Finding Calm When Quitting is Not an Option
by Liz Jansen
It was a two-part challenge. First came a day of riding big-rig-dense Interstate 20 across Texas during autumn storms. The second, heralded by foreboding skies, came the next day and took the first day’s lessons to a new level. My goal was to reach my friends’ home in northern Georgia ahead of the outer rain bands of a hurricane blasting the coastline 300 miles south. Little did I know how remarkable the final two hours of that 640 mile/1,000 km ride would be.
Showers that started gently, intensified as darkness fell. At least the previous day’s storms had been in daylight.I debated stopping for the night but there was nowhere convenient and I was so close to my destination. I could manage a little rain. Soon I was past the point of no return.
Heavy rain and darkness shrouded me as I turned north through unlit secondary highways of western Georgia. Raindrops found their way inside my helmet visor and dotted my glasses. When I lifted my visor to clear the fogging, they pelted my face but it gave me better visibility than trying to see through three watery lenses (glasses, inner, and outer visor).

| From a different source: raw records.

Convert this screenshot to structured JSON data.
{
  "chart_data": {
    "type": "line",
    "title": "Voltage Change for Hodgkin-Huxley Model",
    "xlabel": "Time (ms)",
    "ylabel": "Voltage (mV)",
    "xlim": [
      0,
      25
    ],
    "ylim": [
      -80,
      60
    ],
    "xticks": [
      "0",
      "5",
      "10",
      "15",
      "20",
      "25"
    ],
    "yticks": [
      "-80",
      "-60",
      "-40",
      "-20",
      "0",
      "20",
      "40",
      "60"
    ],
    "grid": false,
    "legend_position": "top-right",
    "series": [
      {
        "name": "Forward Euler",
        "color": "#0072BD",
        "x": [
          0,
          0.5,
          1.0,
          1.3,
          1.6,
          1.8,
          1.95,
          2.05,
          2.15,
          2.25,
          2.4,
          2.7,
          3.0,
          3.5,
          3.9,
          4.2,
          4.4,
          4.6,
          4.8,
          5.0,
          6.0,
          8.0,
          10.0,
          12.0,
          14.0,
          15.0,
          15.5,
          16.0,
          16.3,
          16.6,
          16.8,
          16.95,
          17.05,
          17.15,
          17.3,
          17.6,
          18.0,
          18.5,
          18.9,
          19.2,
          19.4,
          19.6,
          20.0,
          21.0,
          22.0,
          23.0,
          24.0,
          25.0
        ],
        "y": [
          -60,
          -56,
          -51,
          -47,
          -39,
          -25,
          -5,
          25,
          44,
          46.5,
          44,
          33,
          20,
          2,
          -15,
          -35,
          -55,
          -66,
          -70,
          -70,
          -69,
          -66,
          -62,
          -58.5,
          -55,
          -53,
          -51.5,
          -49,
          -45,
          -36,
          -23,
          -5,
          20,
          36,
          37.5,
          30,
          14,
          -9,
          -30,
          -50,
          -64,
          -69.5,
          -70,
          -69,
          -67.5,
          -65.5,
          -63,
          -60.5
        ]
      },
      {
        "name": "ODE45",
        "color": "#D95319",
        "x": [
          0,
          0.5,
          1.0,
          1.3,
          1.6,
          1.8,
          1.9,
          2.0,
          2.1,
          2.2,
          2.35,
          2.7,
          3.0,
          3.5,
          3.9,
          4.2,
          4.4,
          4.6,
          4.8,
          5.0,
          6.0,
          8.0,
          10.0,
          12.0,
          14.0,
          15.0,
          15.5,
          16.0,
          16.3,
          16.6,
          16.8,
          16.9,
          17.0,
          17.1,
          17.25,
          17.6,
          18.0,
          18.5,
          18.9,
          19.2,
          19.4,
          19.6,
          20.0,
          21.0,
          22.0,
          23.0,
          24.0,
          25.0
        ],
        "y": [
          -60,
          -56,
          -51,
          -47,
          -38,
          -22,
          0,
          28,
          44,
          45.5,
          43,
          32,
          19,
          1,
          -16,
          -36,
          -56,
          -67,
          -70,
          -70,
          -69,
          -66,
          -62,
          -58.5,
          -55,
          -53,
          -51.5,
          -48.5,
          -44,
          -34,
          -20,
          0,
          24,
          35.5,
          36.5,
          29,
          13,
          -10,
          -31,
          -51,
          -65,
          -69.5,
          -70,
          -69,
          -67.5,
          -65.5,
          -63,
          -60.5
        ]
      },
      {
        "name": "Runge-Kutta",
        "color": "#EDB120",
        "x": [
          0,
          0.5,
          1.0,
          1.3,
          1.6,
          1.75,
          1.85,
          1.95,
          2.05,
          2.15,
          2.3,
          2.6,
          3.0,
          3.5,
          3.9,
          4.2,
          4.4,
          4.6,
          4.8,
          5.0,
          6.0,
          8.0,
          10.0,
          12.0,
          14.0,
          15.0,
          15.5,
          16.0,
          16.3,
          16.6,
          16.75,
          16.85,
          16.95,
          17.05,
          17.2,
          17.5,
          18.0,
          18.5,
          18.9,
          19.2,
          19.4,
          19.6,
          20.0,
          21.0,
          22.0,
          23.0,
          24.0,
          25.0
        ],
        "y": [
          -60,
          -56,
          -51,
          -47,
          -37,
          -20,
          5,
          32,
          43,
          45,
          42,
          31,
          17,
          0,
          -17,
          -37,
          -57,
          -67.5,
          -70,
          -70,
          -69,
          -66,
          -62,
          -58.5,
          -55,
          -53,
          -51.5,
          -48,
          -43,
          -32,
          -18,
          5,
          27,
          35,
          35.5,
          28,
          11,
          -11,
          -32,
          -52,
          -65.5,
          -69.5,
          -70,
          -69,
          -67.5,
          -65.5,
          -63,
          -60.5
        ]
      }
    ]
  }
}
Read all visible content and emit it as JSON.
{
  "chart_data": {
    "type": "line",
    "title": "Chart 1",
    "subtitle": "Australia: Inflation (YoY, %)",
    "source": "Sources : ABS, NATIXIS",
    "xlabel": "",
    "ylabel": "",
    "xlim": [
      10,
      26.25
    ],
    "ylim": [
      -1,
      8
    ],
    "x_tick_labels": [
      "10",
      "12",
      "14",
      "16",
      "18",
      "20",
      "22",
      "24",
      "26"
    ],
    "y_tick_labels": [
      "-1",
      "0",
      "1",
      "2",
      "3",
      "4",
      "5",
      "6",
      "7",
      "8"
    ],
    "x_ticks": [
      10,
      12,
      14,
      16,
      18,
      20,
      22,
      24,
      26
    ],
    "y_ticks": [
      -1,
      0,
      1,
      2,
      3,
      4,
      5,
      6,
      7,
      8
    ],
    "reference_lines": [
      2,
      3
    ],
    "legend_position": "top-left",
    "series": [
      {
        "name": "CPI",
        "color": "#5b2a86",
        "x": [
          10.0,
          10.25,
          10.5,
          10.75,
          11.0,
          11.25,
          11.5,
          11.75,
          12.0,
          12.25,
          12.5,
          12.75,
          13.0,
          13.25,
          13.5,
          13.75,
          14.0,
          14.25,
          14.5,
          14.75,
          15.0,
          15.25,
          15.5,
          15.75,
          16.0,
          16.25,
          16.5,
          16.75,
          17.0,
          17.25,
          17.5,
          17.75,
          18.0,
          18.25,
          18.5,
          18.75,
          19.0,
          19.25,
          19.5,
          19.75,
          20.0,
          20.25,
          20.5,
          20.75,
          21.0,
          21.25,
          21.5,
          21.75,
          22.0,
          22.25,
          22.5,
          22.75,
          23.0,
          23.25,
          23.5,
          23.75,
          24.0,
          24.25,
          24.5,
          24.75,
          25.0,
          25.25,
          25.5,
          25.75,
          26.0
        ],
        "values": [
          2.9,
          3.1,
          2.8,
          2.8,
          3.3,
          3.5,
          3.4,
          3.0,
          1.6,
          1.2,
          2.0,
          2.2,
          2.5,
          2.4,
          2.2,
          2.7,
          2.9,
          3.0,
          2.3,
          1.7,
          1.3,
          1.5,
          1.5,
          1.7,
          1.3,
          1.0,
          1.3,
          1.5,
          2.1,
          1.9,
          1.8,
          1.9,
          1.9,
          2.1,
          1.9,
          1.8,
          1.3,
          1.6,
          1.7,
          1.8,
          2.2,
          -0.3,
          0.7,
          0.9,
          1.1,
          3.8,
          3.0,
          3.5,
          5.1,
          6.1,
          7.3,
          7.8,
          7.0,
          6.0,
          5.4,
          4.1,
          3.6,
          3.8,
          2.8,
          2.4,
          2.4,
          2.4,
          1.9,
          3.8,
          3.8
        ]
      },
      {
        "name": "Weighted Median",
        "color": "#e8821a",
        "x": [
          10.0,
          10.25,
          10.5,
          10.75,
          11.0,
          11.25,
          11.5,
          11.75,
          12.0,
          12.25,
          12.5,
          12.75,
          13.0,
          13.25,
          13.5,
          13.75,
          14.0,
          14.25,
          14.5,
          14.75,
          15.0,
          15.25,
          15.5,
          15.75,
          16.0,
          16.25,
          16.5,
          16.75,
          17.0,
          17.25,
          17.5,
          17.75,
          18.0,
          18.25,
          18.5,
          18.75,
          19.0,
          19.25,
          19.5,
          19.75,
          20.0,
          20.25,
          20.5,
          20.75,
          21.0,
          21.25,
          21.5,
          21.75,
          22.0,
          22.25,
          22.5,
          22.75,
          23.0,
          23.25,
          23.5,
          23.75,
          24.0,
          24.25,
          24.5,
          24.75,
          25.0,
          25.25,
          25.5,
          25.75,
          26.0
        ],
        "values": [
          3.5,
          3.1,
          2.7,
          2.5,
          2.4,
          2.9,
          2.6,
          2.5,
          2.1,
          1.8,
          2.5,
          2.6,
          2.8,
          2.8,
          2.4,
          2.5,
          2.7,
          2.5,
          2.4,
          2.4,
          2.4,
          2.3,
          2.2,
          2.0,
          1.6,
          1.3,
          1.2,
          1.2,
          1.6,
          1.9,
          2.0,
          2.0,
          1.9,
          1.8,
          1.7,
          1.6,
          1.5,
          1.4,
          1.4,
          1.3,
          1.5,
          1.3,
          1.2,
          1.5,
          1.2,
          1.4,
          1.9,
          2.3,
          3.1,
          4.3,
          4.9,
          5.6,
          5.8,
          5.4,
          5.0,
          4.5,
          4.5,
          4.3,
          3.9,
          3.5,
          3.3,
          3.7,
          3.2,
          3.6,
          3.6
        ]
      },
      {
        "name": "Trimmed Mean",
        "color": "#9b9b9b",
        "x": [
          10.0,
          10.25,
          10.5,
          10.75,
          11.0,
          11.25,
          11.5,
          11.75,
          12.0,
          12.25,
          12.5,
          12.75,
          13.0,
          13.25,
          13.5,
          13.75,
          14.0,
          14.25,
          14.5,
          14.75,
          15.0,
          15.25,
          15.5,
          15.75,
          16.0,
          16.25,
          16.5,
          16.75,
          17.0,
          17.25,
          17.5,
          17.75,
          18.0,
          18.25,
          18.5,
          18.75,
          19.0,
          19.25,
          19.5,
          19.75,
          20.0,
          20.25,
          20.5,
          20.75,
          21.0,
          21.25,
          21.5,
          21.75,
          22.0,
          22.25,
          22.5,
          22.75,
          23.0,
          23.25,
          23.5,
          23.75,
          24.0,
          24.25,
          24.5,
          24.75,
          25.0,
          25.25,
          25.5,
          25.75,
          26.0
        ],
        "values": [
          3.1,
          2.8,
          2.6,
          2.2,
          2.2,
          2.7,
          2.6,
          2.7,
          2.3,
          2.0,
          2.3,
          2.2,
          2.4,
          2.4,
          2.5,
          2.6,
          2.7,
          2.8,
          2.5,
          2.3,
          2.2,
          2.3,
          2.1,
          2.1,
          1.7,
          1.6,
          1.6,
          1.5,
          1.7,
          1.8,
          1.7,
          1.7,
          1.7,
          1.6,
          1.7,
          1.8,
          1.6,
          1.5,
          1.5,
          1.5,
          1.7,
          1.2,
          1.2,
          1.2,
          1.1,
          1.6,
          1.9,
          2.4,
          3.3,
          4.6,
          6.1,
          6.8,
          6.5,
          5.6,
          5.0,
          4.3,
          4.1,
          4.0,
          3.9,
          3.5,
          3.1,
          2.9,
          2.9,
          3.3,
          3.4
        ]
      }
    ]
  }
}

For two intense hours, I stayed on the road by following my GPS and the tail lights (sometimes far) in front of me. Once when there were none, I waved someone to pass me so I could follow them. I couldn’t see well enough to do anything else—like pull off the road. Judging by the torrents falling from the sky and the deluges that covered me from oncoming vehicles, there was a lot of water on the road. I prayed I wouldn’t hydroplane.
I remembered the lessons of the day before (10 Tips for Being in the Flow Through Life’s Storms). I thought of Leslie Porterfield’s words when I interviewed her for Women, Motorcycles and the Road to Empowerment. During her racing career, Leslie broke numerous land speed records on the Bonneville Salt Flats. She described three tactics—staying focused, mastering fear, and not letting panic set in—as key strategies for success (and survival).
Although I felt little fear, my senses were on high alert. I prayed for focus and good judgment. I had no choice but to trust my skills, intuition, and my Higher Power, knowing that no matter what the outcome, it was for my greatest good. Letting thoughts of failure intervene served no useful purpose. I envisioned my heart-family (and dinner) waiting for me, and pulling into their garage.
I relaxed into the moment and trusted. Like the day before, a sense of peace and a deep inner quietness permeated the darkness. It’s the best possible place to act from when everything looks black. I maintained a steady throttle, trained my eyes on the tail lights, and kept splashing down the road. Trudy’s (my Triumph Tiger) road-handling skills were impeccable.
Storms always pass. Fighting them and thinking about how we’re suffering creates conflict and stress. Letting go of those thoughts brings us into the now and that place of peace. From that calm center, it’s easier to find and use the guides and resources that are always at hand, focus on where we’re going, and keep moving forward.